Die Freude im Konrad-Adenauer-Haus ist kurz nach 18 Uhr groß, konnten doch CDU und CSU deutlich zulegen. Ungewöhnlich bald - kurz nach 18.30 Uhr - kommt Bundeskanzlerin und CDU-Chefin Angela Merkel auf die Bühne und erklärt: "Der Jubel zeigt, wir können uns alle freuen, das ist ein überragendes Ergebnis. Wir werden verantwortungsvoll und sorgsam damit umgehen und alles dafür tun, dass es erfolgreiche Jahre für Deutschland werden."

Merkel bedankt sich - ebenfalls ungewöhnlich - auch einmal öffentlich bei ihrem Ehemann Joachim Sauer: "Danke an meinen Mann, der auch an meiner Seite steht und manches ertragen muss."  Dann wendet sie sich noch einmal an die vielen CDU-Anhänger und sagt zu ihnen: "Feiern dürfen wir heute schon, denn wir haben es toll gemacht."

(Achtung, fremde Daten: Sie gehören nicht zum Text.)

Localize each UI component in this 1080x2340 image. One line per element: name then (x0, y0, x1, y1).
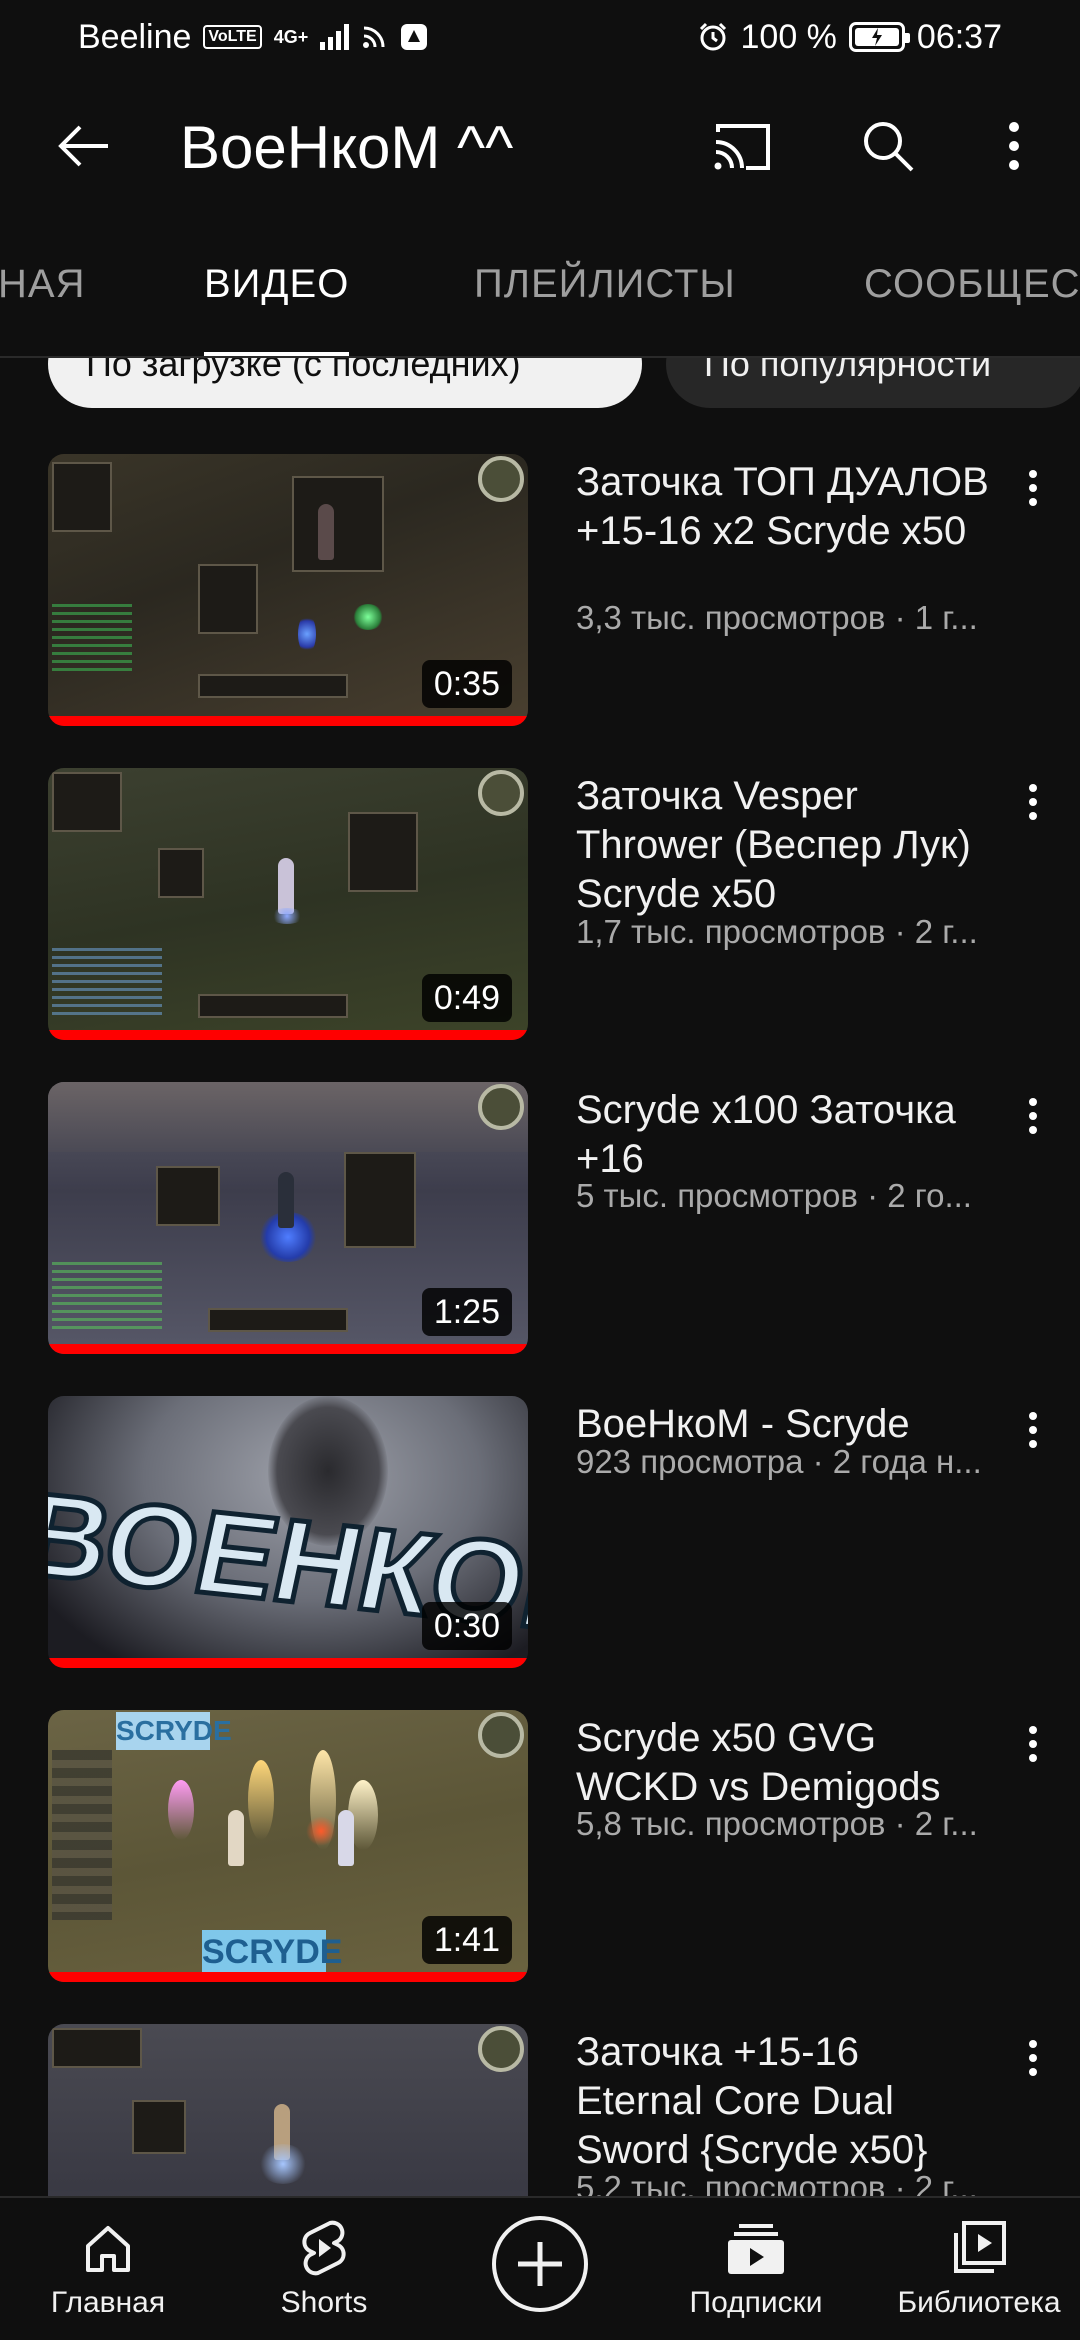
video-meta: 1,7 тыс. просмотров · 2 г... (576, 913, 978, 950)
channel-tabs: НАЯ ВИДЕО ПЛЕЙЛИСТЫ СООБЩЕС (0, 216, 1080, 358)
video-list: 0:35 Заточка ТОП ДУАЛОВ +15-16 х2 Scryde… (0, 408, 1080, 2196)
sort-chips: По загрузке (с последних) По популярност… (0, 358, 1080, 408)
status-right: 100 % 06:37 (697, 17, 1002, 57)
notification-icon (401, 24, 428, 50)
watch-progress-bar (48, 1658, 528, 1668)
alarm-icon (699, 22, 726, 51)
video-duration: 0:30 (421, 1602, 512, 1650)
subscriptions-icon (728, 2224, 784, 2274)
create-button[interactable] (492, 2216, 588, 2312)
more-vert-icon (1029, 1726, 1037, 1762)
status-left: Beeline VoLTE 4G+ (78, 18, 429, 57)
more-vert-icon (1029, 1412, 1037, 1448)
arrow-left-icon (58, 125, 108, 167)
video-thumbnail[interactable]: 1:25 (48, 1082, 528, 1354)
channel-watermark (478, 2026, 524, 2072)
video-item[interactable]: Заточка +15-16 Eternal Core Dual Sword {… (0, 2024, 1080, 2196)
library-icon (954, 2221, 1006, 2273)
video-duration: 1:25 (421, 1288, 512, 1336)
video-meta: 5 тыс. просмотров · 2 го... (576, 1177, 972, 1214)
more-vert-icon (1029, 470, 1037, 506)
search-button[interactable] (846, 104, 930, 188)
video-meta: 5,8 тыс. просмотров · 2 г... (576, 1805, 978, 1842)
chip-sort-newest[interactable]: По загрузке (с последних) (48, 358, 642, 408)
video-item[interactable]: 0:49 Заточка Vesper Thrower (Веспер Лук)… (0, 768, 1080, 1040)
video-item[interactable]: SCRYDE SCRYDE 1:41 Scryde x50 GVG WCKD v… (0, 1710, 1080, 1982)
video-meta: 923 просмотра · 2 года н... (576, 1443, 982, 1480)
video-item[interactable]: 0:35 Заточка ТОП ДУАЛОВ +15-16 х2 Scryde… (0, 454, 1080, 726)
video-menu-button[interactable] (1008, 458, 1058, 518)
signal-icon (320, 24, 350, 50)
video-menu-button[interactable] (1008, 2028, 1058, 2088)
nav-library[interactable]: Библиотека (884, 2198, 1074, 2340)
nav-home[interactable]: Главная (30, 2198, 186, 2340)
cast-button[interactable] (700, 104, 784, 188)
video-meta: 3,3 тыс. просмотров · 1 г... (576, 599, 978, 636)
shorts-icon (302, 2220, 346, 2276)
nav-shorts-label: Shorts (280, 2286, 368, 2319)
chip-sort-popular[interactable]: По популярности (666, 358, 1080, 408)
video-thumbnail[interactable]: SCRYDE SCRYDE 1:41 (48, 1710, 528, 1982)
video-title[interactable]: Заточка Vesper Thrower (Веспер Лук) Scry… (576, 772, 996, 919)
status-bar: Beeline VoLTE 4G+ 100 % 06:37 (0, 0, 1080, 74)
channel-watermark (478, 1084, 524, 1130)
scryde-logo-bottom: SCRYDE (202, 1930, 342, 1974)
video-title[interactable]: Scryde x50 GVG WCKD vs Demigods (576, 1714, 996, 1812)
video-menu-button[interactable] (1008, 1714, 1058, 1774)
tab-community[interactable]: СООБЩЕС (864, 262, 1080, 307)
video-thumbnail[interactable]: 0:49 (48, 768, 528, 1040)
cast-icon (714, 124, 770, 170)
video-menu-button[interactable] (1008, 1086, 1058, 1146)
video-menu-button[interactable] (1008, 772, 1058, 832)
channel-watermark (478, 770, 524, 816)
battery-icon (848, 22, 910, 52)
nav-home-label: Главная (50, 2286, 166, 2319)
bottom-navigation: Главная Shorts Подписки Библиотека (0, 2196, 1080, 2340)
video-duration: 0:35 (421, 660, 512, 708)
search-icon (864, 122, 914, 172)
watch-progress-bar (48, 1030, 528, 1040)
home-icon (86, 2226, 130, 2272)
video-thumbnail[interactable]: 0:35 (48, 454, 528, 726)
watch-progress-bar (48, 1344, 528, 1354)
video-title[interactable]: Заточка +15-16 Eternal Core Dual Sword {… (576, 2028, 996, 2175)
video-meta: 5,2 тыс. просмотров · 2 г... (576, 2169, 978, 2196)
nav-library-label: Библиотека (897, 2286, 1061, 2319)
more-vert-icon (1029, 784, 1037, 820)
scryde-logo-top: SCRYDE (116, 1712, 232, 1750)
channel-title: ВоеНкоМ ^^ (180, 114, 514, 181)
video-duration: 0:49 (421, 974, 512, 1022)
volte-badge: VoLTE (203, 25, 262, 49)
channel-watermark (478, 1712, 524, 1758)
nav-shorts[interactable]: Shorts (254, 2198, 394, 2340)
nav-subscriptions-label: Подписки (689, 2286, 823, 2319)
battery-percent: 100 % (740, 17, 837, 56)
create-icon (518, 2242, 562, 2286)
more-vert-icon (1009, 122, 1019, 170)
watch-progress-bar (48, 1972, 528, 1982)
tab-playlists[interactable]: ПЛЕЙЛИСТЫ (474, 262, 736, 307)
more-vert-icon (1029, 2040, 1037, 2076)
video-thumbnail[interactable] (48, 2024, 528, 2196)
app-bar: ВоеНкоМ ^^ (0, 74, 1080, 216)
back-button[interactable] (42, 104, 126, 188)
video-menu-button[interactable] (1008, 1400, 1058, 1460)
more-options-button[interactable] (972, 104, 1056, 188)
tab-home[interactable]: НАЯ (0, 262, 85, 307)
tab-videos[interactable]: ВИДЕО (204, 262, 349, 307)
video-title[interactable]: Scryde x100 Заточка +16 (576, 1086, 996, 1184)
more-vert-icon (1029, 1098, 1037, 1134)
carrier-name: Beeline (78, 17, 192, 56)
channel-watermark (478, 456, 524, 502)
video-item[interactable]: ВОЕНКОМ 0:30 ВоеНкоМ - Scryde 923 просмо… (0, 1396, 1080, 1668)
video-thumbnail[interactable]: ВОЕНКОМ 0:30 (48, 1396, 528, 1668)
video-title[interactable]: Заточка ТОП ДУАЛОВ +15-16 х2 Scryde x50 (576, 458, 996, 556)
nav-subscriptions[interactable]: Подписки (672, 2198, 840, 2340)
watch-progress-bar (48, 716, 528, 726)
clock: 06:37 (916, 17, 1002, 56)
rss-icon (363, 26, 385, 48)
video-item[interactable]: 1:25 Scryde x100 Заточка +16 5 тыс. прос… (0, 1082, 1080, 1354)
video-duration: 1:41 (421, 1916, 512, 1964)
network-type: 4G+ (273, 27, 309, 47)
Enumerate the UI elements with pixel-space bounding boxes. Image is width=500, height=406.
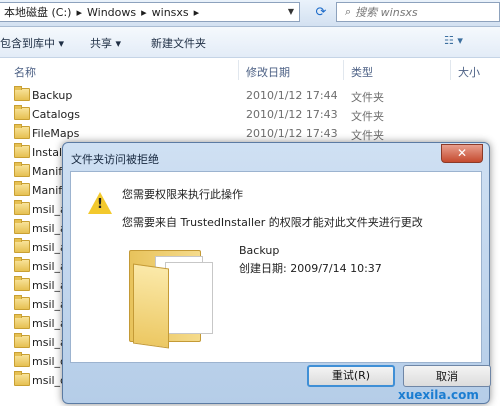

Für den Chef des Meinungsforschungsinstituts Forsa, Manfred Güllner, hat die CDU die richtige Strategie im Wahlkampf verfolgt: "Der CDU hat der Merkel-Bonus genutzt, viele FDP-Wähler von 2009 sind wieder zur Union zurück", sagt der Meinungsforscher Güllner zum STANDARD.

"Gemeinsam für Deutschland" war einer der Slogans, mit denen Merkel bei all ihren Auftritten geworben hatte. "Die Kanzlerin" stand schlicht auf Plakaten, die kurz vor dem Urnengang in ganz Deutschland noch auftauchten. Auch von der CSU, die vor einer Woche bei der bayerischen Landtagswahl die im Jahr 2008 verloren gegangene absolute Mehrheit wieder zurückgeholt hatte, war während des Wahlkampfes kein einziger massiver Querschuss gekommen. Die Unionsparteien versuchten, das Thema Pkw-Maut nicht allzu hochkochen zu lassen.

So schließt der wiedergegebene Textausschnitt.